Advocates for the state's poor and disabled said Governor Jerry Brown's revised budget doesn't do enough to help the state's most vulnerable.
During the recession, welfare programs in California lost about $15 billion according to Peter Woiwode of the California Partnership, a group that advocates for the state's poor.
Cuts included key programs, such as In-Home Supportive Services and Supplemental Security Income for seniors and the disabled. Woiwode said the result has been a high poverty and "an absolutely tattered social safety net."
Brown proposes to bring back $1.5 billion in spending in the coming fiscal year, which starts in July. Next year's proposed budget is a record $115.3 billion.
Ruthie Goldkorn, an advocate for the disabled based in Moreno Valley, said lawmakers have consistently promised funding would go back to pre-Recession levels.
"I've carried with me for the past two years a newspaper article that says, 'social services will be restored,' and so far that hasn't happened," she said.

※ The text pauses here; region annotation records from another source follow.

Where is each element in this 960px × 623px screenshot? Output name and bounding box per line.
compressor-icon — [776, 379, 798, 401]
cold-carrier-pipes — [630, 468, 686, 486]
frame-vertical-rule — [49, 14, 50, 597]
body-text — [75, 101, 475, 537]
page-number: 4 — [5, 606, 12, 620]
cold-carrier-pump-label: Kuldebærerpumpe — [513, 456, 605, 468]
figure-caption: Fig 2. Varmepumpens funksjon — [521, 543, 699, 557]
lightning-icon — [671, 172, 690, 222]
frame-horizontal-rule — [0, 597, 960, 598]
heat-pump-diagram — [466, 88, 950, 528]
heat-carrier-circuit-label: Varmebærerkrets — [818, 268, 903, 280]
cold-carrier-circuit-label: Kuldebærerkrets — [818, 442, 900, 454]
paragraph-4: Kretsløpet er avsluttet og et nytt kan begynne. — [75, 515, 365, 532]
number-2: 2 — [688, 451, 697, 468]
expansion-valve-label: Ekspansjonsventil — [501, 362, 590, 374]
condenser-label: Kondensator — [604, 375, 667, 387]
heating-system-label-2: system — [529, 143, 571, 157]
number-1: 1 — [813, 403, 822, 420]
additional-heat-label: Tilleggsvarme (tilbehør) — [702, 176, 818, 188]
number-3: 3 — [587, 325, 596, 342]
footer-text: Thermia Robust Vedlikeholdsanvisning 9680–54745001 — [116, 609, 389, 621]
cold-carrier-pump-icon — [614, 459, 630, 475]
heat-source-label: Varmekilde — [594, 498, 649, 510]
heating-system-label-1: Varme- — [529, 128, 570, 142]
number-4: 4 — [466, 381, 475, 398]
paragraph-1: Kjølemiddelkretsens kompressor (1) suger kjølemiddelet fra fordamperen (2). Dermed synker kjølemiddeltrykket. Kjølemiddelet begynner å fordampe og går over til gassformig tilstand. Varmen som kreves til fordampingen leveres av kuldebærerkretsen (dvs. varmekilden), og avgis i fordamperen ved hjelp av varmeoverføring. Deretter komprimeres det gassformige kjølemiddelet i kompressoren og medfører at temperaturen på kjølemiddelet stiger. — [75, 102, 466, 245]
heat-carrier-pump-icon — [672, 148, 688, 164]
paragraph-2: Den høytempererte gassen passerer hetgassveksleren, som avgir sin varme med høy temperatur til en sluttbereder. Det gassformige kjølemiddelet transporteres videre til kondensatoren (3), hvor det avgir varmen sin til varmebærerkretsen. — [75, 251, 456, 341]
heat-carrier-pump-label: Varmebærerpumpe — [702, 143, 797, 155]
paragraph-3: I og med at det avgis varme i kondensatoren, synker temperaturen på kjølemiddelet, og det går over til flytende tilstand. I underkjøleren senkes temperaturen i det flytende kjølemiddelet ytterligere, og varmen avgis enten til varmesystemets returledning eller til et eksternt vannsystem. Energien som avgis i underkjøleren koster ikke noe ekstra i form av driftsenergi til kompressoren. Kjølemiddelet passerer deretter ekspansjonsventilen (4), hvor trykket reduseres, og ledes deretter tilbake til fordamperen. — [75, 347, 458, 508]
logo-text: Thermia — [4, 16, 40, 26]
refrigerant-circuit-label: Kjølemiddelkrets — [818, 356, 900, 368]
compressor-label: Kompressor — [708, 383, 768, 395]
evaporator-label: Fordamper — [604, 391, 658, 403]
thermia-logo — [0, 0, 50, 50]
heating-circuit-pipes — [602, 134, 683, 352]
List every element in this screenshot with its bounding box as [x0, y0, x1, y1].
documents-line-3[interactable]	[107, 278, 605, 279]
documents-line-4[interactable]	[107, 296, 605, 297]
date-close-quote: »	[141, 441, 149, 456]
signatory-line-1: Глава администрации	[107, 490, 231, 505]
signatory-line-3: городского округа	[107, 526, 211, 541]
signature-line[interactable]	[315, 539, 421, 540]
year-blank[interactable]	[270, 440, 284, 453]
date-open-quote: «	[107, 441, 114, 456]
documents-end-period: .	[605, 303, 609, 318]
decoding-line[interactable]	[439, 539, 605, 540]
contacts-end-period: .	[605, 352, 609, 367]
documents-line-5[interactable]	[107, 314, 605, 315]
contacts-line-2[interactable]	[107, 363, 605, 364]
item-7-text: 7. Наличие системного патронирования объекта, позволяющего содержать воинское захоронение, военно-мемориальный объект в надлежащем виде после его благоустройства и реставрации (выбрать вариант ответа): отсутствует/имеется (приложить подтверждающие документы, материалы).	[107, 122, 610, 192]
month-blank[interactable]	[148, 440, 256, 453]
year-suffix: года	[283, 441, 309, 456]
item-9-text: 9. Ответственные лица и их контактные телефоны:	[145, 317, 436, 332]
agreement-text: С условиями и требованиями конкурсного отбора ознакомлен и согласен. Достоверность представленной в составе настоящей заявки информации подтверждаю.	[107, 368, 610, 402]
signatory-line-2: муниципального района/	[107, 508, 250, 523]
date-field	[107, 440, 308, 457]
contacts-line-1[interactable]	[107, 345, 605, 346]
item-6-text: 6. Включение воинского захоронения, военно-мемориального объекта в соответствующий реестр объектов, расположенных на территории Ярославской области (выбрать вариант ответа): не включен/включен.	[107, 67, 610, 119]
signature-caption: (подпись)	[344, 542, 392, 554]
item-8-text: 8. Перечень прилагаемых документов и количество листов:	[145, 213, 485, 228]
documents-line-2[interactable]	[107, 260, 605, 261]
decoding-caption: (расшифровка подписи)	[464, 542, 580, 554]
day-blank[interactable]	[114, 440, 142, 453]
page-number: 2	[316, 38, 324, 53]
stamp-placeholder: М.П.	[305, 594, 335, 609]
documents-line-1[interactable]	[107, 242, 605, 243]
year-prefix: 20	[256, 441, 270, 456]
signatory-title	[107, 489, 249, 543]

Brown's revised budget does make a big push for the working poor. He wants to create an earned income tax credit, basically a tax rebate of $460 to $2,653 a year.
Legislators, meanwhile, have made some attempts to beef up social programs.
Senator Holly Mitchell introduced a bill that would repeal the "maximum family grant" rule, which prohibits increases in payments for families who have a child while receiving welfare.
Assemblywoman Cheryl Brown has proposed increasing Supplemental Security Payments for seniors and those with disabilities, which have been frozen at $877 per month for years.
"The legislature has been leading on this," said Woiwode. "Governor Brown has indicated that he's willing to make some investment in this area. Now we need to see a bigger, broader plan that gets us back to a place of self-sufficiency."